The Secretary of Finances of the Fuerza del Pueblo (FP) party and former Minister of Finance of the Dominican Republic, Daniel Toribio, warned that the employment growth registered in the country during the first quarter of 2026 continues to be mostly sustained by informality, while questioning the figures presented by the Central Bank on the supposed formalization of the labor market.
Through a press release, Toribio pointed out that, although the official report highlights an increase in employment, the data reflects a different reality when analyzing the quality of the jobs generated and the weight that informal employment continues to have within the Dominican economy.
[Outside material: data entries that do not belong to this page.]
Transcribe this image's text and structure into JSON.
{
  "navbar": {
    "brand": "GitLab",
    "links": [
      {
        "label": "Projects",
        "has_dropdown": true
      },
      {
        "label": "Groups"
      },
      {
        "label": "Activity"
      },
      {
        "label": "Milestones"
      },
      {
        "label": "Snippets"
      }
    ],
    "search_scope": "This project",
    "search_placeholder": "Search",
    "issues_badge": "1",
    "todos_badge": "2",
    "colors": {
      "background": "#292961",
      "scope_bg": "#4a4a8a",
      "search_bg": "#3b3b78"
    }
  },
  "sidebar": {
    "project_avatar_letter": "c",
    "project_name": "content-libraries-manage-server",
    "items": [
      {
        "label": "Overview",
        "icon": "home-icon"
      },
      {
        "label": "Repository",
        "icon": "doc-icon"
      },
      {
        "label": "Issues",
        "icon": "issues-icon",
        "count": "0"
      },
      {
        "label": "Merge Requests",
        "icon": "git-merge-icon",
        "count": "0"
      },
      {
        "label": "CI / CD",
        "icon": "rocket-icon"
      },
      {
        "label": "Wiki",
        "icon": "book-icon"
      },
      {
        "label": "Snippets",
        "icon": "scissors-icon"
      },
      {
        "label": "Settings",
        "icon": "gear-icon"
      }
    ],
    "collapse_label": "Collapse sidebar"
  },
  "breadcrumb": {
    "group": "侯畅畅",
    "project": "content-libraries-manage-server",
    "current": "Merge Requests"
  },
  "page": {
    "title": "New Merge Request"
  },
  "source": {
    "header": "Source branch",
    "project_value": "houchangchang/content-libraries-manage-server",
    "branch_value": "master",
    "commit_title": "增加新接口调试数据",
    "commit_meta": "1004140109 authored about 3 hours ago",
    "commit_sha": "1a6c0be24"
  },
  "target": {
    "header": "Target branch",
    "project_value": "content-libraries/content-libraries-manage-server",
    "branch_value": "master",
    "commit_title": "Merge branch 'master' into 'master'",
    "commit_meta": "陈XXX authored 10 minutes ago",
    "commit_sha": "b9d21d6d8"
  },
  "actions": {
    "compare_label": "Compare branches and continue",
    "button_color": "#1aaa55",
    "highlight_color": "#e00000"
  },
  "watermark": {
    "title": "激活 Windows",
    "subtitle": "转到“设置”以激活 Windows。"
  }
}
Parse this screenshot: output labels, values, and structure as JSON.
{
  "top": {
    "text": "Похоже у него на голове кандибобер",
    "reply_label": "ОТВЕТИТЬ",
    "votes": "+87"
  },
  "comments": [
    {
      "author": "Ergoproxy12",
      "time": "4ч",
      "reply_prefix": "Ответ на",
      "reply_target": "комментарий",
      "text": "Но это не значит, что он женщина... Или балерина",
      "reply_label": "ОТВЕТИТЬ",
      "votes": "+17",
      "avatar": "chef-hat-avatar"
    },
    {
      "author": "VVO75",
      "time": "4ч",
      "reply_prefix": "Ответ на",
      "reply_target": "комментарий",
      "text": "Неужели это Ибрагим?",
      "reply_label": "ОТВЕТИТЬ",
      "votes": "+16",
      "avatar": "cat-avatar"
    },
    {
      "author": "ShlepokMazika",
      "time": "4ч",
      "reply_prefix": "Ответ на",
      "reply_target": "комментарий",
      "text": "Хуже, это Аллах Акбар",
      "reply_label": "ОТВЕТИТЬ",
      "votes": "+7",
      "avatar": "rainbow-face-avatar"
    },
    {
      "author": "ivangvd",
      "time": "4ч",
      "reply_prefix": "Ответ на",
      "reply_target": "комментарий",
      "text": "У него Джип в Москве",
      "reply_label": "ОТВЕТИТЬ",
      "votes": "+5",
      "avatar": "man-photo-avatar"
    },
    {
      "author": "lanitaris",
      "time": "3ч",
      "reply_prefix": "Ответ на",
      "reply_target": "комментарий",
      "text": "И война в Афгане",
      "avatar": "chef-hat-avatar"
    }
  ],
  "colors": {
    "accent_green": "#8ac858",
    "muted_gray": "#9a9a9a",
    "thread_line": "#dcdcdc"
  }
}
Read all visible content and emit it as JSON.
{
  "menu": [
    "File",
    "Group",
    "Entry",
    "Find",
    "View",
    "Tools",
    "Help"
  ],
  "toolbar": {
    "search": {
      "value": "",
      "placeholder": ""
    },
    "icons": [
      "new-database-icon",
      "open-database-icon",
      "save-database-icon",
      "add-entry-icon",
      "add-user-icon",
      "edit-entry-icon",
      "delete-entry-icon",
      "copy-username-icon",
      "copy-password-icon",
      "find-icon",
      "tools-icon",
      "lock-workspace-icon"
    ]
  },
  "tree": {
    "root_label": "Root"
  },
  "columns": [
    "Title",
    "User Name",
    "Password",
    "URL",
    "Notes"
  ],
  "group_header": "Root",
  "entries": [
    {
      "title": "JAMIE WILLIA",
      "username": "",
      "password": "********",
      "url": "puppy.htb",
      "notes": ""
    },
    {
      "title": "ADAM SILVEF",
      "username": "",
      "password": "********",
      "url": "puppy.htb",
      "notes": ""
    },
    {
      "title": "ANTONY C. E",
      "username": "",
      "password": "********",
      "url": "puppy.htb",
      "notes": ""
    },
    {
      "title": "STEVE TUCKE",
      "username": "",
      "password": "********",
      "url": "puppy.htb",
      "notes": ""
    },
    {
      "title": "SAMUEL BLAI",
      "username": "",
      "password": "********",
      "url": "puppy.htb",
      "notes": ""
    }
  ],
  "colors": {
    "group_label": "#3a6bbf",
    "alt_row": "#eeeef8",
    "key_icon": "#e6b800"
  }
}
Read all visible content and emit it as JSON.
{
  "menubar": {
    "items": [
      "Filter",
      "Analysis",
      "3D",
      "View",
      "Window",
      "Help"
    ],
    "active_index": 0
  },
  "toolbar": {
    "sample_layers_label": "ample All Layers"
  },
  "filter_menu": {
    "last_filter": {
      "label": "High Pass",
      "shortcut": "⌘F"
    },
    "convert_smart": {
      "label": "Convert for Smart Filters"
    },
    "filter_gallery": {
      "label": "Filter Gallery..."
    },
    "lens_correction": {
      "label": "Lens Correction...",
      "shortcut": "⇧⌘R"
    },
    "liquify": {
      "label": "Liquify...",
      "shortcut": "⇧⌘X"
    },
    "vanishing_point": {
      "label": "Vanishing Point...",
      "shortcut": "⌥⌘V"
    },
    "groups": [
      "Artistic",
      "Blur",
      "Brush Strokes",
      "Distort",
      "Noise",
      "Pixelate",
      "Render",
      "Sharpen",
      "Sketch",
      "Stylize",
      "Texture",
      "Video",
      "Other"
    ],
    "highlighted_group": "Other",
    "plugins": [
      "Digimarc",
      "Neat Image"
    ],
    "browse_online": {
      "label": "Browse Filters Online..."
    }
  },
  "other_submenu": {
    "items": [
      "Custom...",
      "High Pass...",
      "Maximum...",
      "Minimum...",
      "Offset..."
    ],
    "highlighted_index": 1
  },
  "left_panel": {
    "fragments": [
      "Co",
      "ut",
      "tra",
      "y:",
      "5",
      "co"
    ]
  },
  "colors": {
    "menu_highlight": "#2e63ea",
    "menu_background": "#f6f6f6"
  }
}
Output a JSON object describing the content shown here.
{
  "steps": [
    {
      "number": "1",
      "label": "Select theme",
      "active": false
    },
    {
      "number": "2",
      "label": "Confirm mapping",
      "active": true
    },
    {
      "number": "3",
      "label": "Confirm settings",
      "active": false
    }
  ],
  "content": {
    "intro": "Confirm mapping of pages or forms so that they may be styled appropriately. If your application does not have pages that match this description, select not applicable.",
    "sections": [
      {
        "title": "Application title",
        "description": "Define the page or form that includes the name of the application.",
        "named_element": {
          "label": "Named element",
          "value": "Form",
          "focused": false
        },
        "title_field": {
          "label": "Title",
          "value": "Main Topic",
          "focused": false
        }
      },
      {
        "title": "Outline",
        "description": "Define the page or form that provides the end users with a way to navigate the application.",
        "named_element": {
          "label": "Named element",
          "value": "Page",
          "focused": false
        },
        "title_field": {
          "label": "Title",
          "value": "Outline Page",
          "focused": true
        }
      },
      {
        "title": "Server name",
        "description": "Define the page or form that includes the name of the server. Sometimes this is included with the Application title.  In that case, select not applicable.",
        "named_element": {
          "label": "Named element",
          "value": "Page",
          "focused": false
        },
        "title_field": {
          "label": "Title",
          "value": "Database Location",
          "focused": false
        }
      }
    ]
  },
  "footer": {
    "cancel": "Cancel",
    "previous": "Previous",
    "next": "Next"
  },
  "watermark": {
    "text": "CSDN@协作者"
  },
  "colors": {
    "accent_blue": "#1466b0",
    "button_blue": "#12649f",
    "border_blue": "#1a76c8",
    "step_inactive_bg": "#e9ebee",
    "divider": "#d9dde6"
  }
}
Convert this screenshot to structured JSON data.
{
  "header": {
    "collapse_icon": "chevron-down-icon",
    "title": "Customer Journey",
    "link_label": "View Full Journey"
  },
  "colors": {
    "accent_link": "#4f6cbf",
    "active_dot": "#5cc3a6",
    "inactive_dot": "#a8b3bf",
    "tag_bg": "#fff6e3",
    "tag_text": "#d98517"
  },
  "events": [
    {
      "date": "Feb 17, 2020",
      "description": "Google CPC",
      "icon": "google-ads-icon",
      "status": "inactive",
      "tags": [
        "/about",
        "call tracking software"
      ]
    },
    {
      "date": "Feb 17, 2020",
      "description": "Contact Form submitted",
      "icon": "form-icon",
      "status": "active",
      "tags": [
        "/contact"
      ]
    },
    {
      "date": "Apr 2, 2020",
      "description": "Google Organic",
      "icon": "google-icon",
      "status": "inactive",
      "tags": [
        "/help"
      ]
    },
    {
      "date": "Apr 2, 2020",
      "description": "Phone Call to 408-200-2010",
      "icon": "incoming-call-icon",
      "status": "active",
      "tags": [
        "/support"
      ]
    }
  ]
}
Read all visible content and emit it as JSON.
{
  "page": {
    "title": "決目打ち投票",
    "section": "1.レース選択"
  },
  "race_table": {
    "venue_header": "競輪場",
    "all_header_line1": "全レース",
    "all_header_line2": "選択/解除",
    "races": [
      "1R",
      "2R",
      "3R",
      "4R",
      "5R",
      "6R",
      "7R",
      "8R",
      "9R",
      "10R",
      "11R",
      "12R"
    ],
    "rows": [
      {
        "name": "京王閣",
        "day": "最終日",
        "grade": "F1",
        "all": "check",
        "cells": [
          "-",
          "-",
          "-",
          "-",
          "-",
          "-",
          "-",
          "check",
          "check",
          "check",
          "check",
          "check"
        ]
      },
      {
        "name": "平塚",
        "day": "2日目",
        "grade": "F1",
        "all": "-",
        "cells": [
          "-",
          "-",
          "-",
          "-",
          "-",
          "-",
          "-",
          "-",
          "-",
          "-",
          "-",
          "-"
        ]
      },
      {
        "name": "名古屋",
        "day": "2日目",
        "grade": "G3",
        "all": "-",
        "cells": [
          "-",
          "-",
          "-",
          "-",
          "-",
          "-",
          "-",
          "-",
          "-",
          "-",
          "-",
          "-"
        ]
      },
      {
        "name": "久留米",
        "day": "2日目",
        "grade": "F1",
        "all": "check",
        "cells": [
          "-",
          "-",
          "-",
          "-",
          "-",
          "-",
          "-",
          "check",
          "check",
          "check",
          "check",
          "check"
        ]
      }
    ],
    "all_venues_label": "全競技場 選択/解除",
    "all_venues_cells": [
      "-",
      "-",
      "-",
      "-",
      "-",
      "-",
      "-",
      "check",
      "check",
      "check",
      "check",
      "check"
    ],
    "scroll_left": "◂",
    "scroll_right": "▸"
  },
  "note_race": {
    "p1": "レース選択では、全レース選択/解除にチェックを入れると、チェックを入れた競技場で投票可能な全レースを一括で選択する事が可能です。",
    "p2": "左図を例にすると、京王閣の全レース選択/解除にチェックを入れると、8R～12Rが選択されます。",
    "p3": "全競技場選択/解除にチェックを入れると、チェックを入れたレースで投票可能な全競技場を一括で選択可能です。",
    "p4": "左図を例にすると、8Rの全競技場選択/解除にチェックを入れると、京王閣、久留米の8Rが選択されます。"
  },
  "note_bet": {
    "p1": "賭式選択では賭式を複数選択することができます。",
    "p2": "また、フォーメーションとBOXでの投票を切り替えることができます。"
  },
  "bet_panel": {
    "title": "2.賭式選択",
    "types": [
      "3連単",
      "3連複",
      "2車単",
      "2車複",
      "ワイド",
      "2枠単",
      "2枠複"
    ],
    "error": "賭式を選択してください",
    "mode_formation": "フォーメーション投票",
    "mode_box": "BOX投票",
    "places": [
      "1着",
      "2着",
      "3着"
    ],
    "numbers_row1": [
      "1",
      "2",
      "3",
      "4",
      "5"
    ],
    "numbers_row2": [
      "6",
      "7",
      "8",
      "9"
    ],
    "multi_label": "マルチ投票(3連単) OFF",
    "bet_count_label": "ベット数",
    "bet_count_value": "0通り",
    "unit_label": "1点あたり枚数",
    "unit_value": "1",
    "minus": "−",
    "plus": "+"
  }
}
"The headline may sound positive, but the problem lies in the quality of employment and the lack of verification of the so-called formality," said the political leader and economist.
Toribio explained that, of the total jobs created in the analyzed period, less than 21 thousand were classified as formal, while more than 98 thousand corresponded to the informal sector, which shows, in his opinion, that a large part of the labor growth continues to occur outside the mechanisms of contribution and social protection.
The former official also recalled that labor informality remains at 54.1% of the labor market, a situation that implies that millions of workers carry out their activities without access to pensions, social security or job stability.
In that sense, he maintained that there is a fundamental question that the Government has yet to answer: how many of the new formal jobs truly correspond to the private sector and how many come from the expansion of the public payroll.
"If most of the new formal jobs come from the State, then there is no real formalization of the national productive apparatus, but simply a growth of public employment," he indicated.
Daniel Toribio also considered that presenting the aggregated employment figures as a "labor success" constitutes a propagandistic narrative that does not reflect the structural difficulties of the Dominican labor market.
The leader of the Fuerza del Pueblo stated that the national goal should not be limited to increasing the number of employed people, but rather to generate more private jobs with productivity, stability, contributions, and sufficient salaries to improve the quality of life of the population.